The scheme-theoretic fibre $ \pi^{-1}(\pi(v)) $ equals $ G v $.

I looked in Mumford's book, but I could not find this.
Example:
Here is an example where this does work.  Suppose that $ G = SL_k $ and $ V = Hom(\mathbb C^k, \mathbb C^n) $ and let $ v $ be an injective map.  Then $ V // G $ is the variety of pure $k$-tensors (the cone on the Grassmannian).
 A: I am just recording what was said in the comments so this question does not appear completely unanswered.
Let $\pi_X:X\to X//G$ be the GIT quotient of an affine variety over $\mathbb{C}$ by a reductive group $G$.  WLOG assume the action is effective.
First, a point is properly stable if its orbit is closed and it has finite stabilizer.  The locus of properly stable points is Zariski open.  Then since each fibre $\pi_X^{-1}(\pi_X(x))$ is a union of orbits, this union contains a unique closed orbit, two such orbits are in the same fibre if and only if their closures intersect, and such intersections can be detected by 1-parameter subgroups, we can conclude that if $x$ is properly stable then $\pi_X^{-1}(\pi_X(x))$ is set-theoretically the orbit $Gx$.
Please see Stability of Affine G-varieties and Irreducibility in Reductive Groups by Casimiro and Florentino as a reference.

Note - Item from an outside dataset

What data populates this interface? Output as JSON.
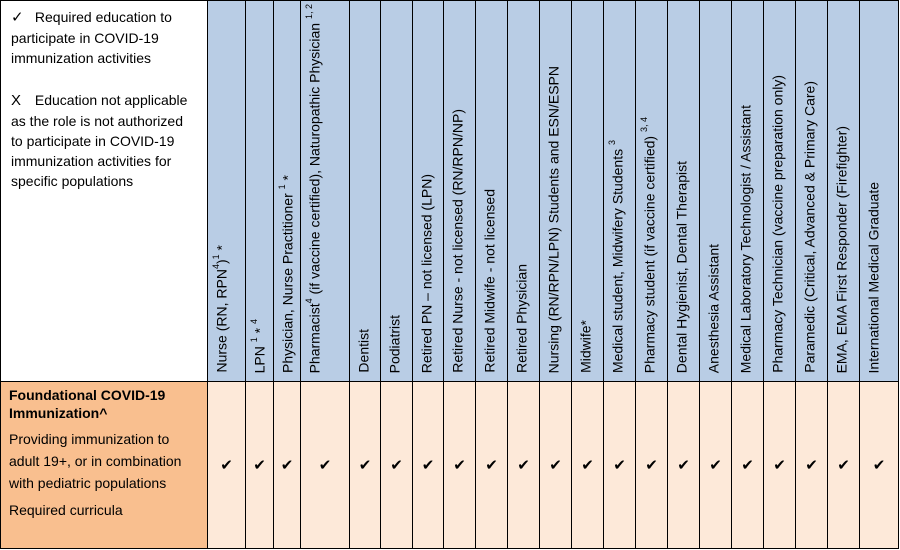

As pointed out by Jason Starr in the comments, the fibre is not generally scheme-theoretically the orbit however. A counter-example is the action of $\mathbb{G}_m$ on $\mathbb{A}^2\times \mathbb{G}_m$ by $s\cdot((x,y),t)=(sx,sy,s^{-n}t)$ for $n>1.$  As noted by the OP, this is apparent even for $n=2$.

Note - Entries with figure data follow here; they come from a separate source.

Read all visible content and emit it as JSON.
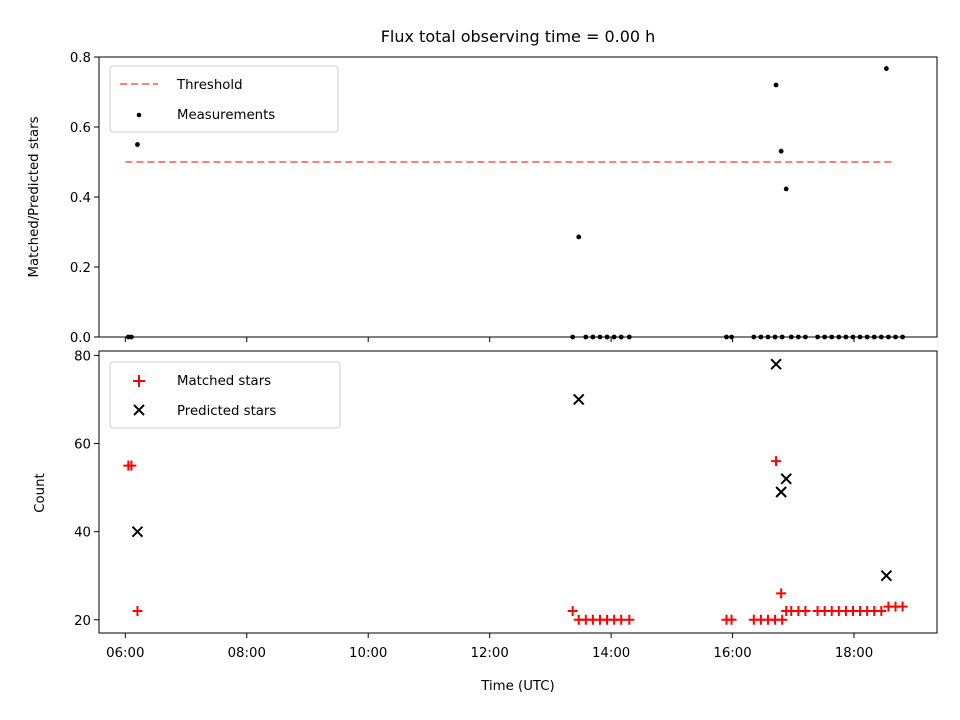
{
  "chart_data": [
    {
      "type": "scatter",
      "title": "Flux total observing time = 0.00 h",
      "xlabel": "",
      "ylabel": "Matched/Predicted stars",
      "ylim": [
        0,
        0.8
      ],
      "xlim": [
        "05:34",
        "19:22"
      ],
      "y_ticks": [
        "0.0",
        "0.2",
        "0.4",
        "0.6",
        "0.8"
      ],
      "legend": {
        "placement": "top-left",
        "entries": [
          "Threshold",
          "Measurements"
        ]
      },
      "threshold": {
        "name": "Threshold",
        "value": 0.5,
        "x_start": "06:00",
        "x_end": "18:40",
        "color": "#ff7f7f",
        "style": "dashed"
      },
      "series": [
        {
          "name": "Measurements",
          "color": "#000000",
          "marker": "dot",
          "points": [
            [
              "06:03",
              0.0
            ],
            [
              "06:06",
              0.0
            ],
            [
              "06:12",
              0.55
            ],
            [
              "13:22",
              0.0
            ],
            [
              "13:28",
              0.286
            ],
            [
              "13:35",
              0.0
            ],
            [
              "13:42",
              0.0
            ],
            [
              "13:49",
              0.0
            ],
            [
              "13:56",
              0.0
            ],
            [
              "14:03",
              0.0
            ],
            [
              "14:10",
              0.0
            ],
            [
              "14:18",
              0.0
            ],
            [
              "15:54",
              0.0
            ],
            [
              "15:59",
              0.0
            ],
            [
              "16:21",
              0.0
            ],
            [
              "16:28",
              0.0
            ],
            [
              "16:35",
              0.0
            ],
            [
              "16:42",
              0.0
            ],
            [
              "16:49",
              0.0
            ],
            [
              "16:43",
              0.72
            ],
            [
              "16:48",
              0.531
            ],
            [
              "16:53",
              0.423
            ],
            [
              "16:58",
              0.0
            ],
            [
              "17:05",
              0.0
            ],
            [
              "17:12",
              0.0
            ],
            [
              "17:24",
              0.0
            ],
            [
              "17:31",
              0.0
            ],
            [
              "17:38",
              0.0
            ],
            [
              "17:45",
              0.0
            ],
            [
              "17:52",
              0.0
            ],
            [
              "17:59",
              0.0
            ],
            [
              "18:06",
              0.0
            ],
            [
              "18:13",
              0.0
            ],
            [
              "18:20",
              0.0
            ],
            [
              "18:27",
              0.0
            ],
            [
              "18:34",
              0.0
            ],
            [
              "18:41",
              0.0
            ],
            [
              "18:48",
              0.0
            ],
            [
              "18:32",
              0.767
            ]
          ]
        }
      ]
    },
    {
      "type": "scatter",
      "title": "",
      "xlabel": "Time (UTC)",
      "ylabel": "Count",
      "ylim": [
        17,
        81
      ],
      "xlim": [
        "05:34",
        "19:22"
      ],
      "x_ticks": [
        "06:00",
        "08:00",
        "10:00",
        "12:00",
        "14:00",
        "16:00",
        "18:00"
      ],
      "y_ticks": [
        "20",
        "40",
        "60",
        "80"
      ],
      "legend": {
        "placement": "top-left",
        "entries": [
          "Matched stars",
          "Predicted stars"
        ]
      },
      "series": [
        {
          "name": "Matched stars",
          "color": "#ff0000",
          "marker": "plus",
          "points": [
            [
              "06:03",
              55
            ],
            [
              "06:06",
              55
            ],
            [
              "06:12",
              22
            ],
            [
              "13:22",
              22
            ],
            [
              "13:28",
              20
            ],
            [
              "13:35",
              20
            ],
            [
              "13:42",
              20
            ],
            [
              "13:49",
              20
            ],
            [
              "13:56",
              20
            ],
            [
              "14:03",
              20
            ],
            [
              "14:10",
              20
            ],
            [
              "14:18",
              20
            ],
            [
              "15:54",
              20
            ],
            [
              "15:59",
              20
            ],
            [
              "16:21",
              20
            ],
            [
              "16:28",
              20
            ],
            [
              "16:35",
              20
            ],
            [
              "16:42",
              20
            ],
            [
              "16:49",
              20
            ],
            [
              "16:43",
              56
            ],
            [
              "16:48",
              26
            ],
            [
              "16:53",
              22
            ],
            [
              "16:58",
              22
            ],
            [
              "17:05",
              22
            ],
            [
              "17:12",
              22
            ],
            [
              "17:24",
              22
            ],
            [
              "17:31",
              22
            ],
            [
              "17:38",
              22
            ],
            [
              "17:45",
              22
            ],
            [
              "17:52",
              22
            ],
            [
              "17:59",
              22
            ],
            [
              "18:06",
              22
            ],
            [
              "18:13",
              22
            ],
            [
              "18:20",
              22
            ],
            [
              "18:27",
              22
            ],
            [
              "18:34",
              23
            ],
            [
              "18:41",
              23
            ],
            [
              "18:48",
              23
            ]
          ]
        },
        {
          "name": "Predicted stars",
          "color": "#000000",
          "marker": "x",
          "points": [
            [
              "06:12",
              40
            ],
            [
              "13:28",
              70
            ],
            [
              "16:43",
              78
            ],
            [
              "16:48",
              49
            ],
            [
              "16:53",
              52
            ],
            [
              "18:32",
              30
            ]
          ]
        }
      ]
    }
  ]
}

We now refer to the Luna Slice Theorem; see Luna’s slice theorem and applications by Drézet.  Let $V$ be a slice at a properly stable point $x$, and let $\pi_V:V\to V//S$ be the corresponding quotient where $S$ is the stabilizer of $x$ (necessarily a reductive subgroup).  Then there is an isomorphism: $$G\times_S \pi^{-1}_V(\pi_V(x))\cong \pi_X^{-1}(\pi_X(x)).$$ 
So, the fibre is the scheme-theoretic orbit if it is smooth which, by the Chevalley-Shephard-Todd Theorem, occurs if and only if the stabilizer is generated by pseudoreflections.